Nintendo'nun aksine, Üçüncü taraf geliştiricilere kapıları hemen açar ve bazı durumlarda sadece Japonya'nın değil Batı'nın da en iyi beyinlerini getiriyor. Amiga döneminin en popüler İngiliz stüdyolarından biri olan Psygnosis, 1993 yılında Sony Computer Entertainment adını alarak Wipeout ve Destruction Derby gibi oyunların yapımcılığını üstlendi. Ancak Japonya'da yıllar geçtikçe CD sayesinde Metal Gear Solid, Final Fantasy VII, Pro Evolution Soccer, Gran Turismo, Tomb Raider gibi dönemin en iyi oyunları sayılabilecektir. Ancak bu oyunlar, her zevke ve her bütçeye uygun oyunların yer aldığı, aynı zamanda kullanılmış oyunlar ve tabii ki korsanlıktan oluşan paralel bir pazardan beslenen sınırsız bir kataloğun tacındaki mücevherlerden başka bir şey değildir.
Orada birkaç euro karşılığında konsolu değiştirme imkanı eklendi kayıt cihazlarının giderek daha düşük fiyatı PlayStation'ı oldukça popüler bir konsol haline getirdi çünkü çoğu durumda oyunlar orijinal olmadan satın alınıyor. Gerçek şu ki, PlayStation'ın izleyici kitlesi o kadar büyüktü ki, korsanlık kesinlikle zararlı olsa da, hâlâ orijinal oyunları satın alan milyonlarca tüketici vardı.
Ve sonra iletişim kurmanın bir yolu vardı: PlayStation, özellikle burada, Chris Cunningham tarafından tasarlanan uzaylı kızlarla dolu şifreli videoların serpiştirildiği hafif reklamlardan oluşan son derece agresif, ironik, hiciv ama aynı zamanda metafizik bir kampanyayı hedef aldı. Aphex Twin, Portishead, Madonna ve Bjork gibi sanatçılar ve oyunların bile görülmediği videolar.
Onun tarzıyla Sony yeni milenyuma video oyunlarını getirdibunları resmen ana akım haline getirdi, pazarın yaş açısından da büyüdüğünü anladı ve bu tür eğlencelerin çocuklara veya ineklere yönelik olduğu fikrinin ötesine geçmeyi seçti ve konsolunu genç yetişkinlerin başa çıkabileceği bir ürün haline getirmeye çalıştı Saygı. Ayrıca Nintendo'yu “çocuklar için” bir şey haline getirmek için her şeyi yaptı (bugün hala zayıflatılması zor bir önyargı).
PlayStation, bölgedeki en havalı olması, en güzel ve muhteşem oyunları oynaması gereken yeni konsoldu ve deneyler, türler ve fikirler için harika bir eğitim alanıydı. “PlayStation” video oyunlarıyla eşanlamlı hale geldi, çıkartmalarla dolu konsollardan, video oyunlarından ilk MP3 oynatıcılara kadar uzanan müziklerden ve siyah bir arka plan üzerinde yürüyen tyrannosaurus'un bulunduğu demo diskiyle karşılaştıklarında mucizeler yaratan insanlardan oluşan bir alt kültür haline geldi.
Onun sayesinde Sony, tüm sektörün hızını belirledi; harika ayrıcalıklardan, teknik gelişmelerden ve hiç kimsenin karşı koyamadığı sürekli muhteşem video oyunlarından oluşan bir tempo. Nintendo kendi yoluna gitti, SEGA masadan kalktı ve Microsoft, Xbox 360 parantezinin ötesinde, yetişmek için Game Pass ve diğer anlaşmalara odaklanmak zorunda kaldı.

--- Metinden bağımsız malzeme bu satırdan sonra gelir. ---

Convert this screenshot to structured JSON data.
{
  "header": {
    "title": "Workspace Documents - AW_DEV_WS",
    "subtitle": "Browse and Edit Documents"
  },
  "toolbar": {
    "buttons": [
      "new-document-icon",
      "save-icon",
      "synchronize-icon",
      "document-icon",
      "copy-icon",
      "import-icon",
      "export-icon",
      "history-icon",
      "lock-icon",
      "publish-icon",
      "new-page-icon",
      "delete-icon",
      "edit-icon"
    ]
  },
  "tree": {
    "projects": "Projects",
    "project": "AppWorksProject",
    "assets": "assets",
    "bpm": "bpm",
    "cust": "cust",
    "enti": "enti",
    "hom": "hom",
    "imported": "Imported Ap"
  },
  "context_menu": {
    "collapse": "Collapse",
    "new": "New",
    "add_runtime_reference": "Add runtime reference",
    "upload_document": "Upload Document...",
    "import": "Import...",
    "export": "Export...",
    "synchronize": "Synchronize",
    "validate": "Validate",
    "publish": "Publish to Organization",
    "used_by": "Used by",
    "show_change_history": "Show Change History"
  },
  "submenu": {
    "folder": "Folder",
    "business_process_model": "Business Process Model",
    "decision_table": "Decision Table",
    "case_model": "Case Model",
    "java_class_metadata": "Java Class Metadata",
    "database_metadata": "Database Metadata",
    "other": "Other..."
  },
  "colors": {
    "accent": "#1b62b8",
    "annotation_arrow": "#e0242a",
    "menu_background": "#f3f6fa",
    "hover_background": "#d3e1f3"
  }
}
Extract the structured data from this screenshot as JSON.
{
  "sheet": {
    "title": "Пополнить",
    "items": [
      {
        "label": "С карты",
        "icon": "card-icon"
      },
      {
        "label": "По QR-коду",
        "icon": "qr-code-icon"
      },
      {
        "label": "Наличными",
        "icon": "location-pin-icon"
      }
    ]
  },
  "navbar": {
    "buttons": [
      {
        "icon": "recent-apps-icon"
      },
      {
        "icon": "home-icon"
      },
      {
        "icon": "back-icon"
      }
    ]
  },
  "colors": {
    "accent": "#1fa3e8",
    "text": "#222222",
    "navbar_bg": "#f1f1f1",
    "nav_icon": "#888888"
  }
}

Sony ile Nintendo arasındaki o anlaşma sağlam kalsaydı kim bilir nasıl bir dünya olurdu, bunu sık sık kendime soruyorum, belki zaten bazı başyapıtlarımız olacaktı, belki de olmayacaktı. Kesin olan tek şey, otuz yıl önce video oyunları dünyasında bir gök taşının gelişine en yakın olaya tanık olduğumuzdur. Öyle bir etki ki, bugün bile sektör değişse ve değişmeye devam etse de hâlâ izlerini gösteriyor. Önümüzdeki otuz yıl içinde oynayacak başka bir PlayStation'ımız olup olmayacağını kim bilebilir? Umarım öyledir, gerçi belki bundan keyif alamayacak kadar yaşlı olacaktır.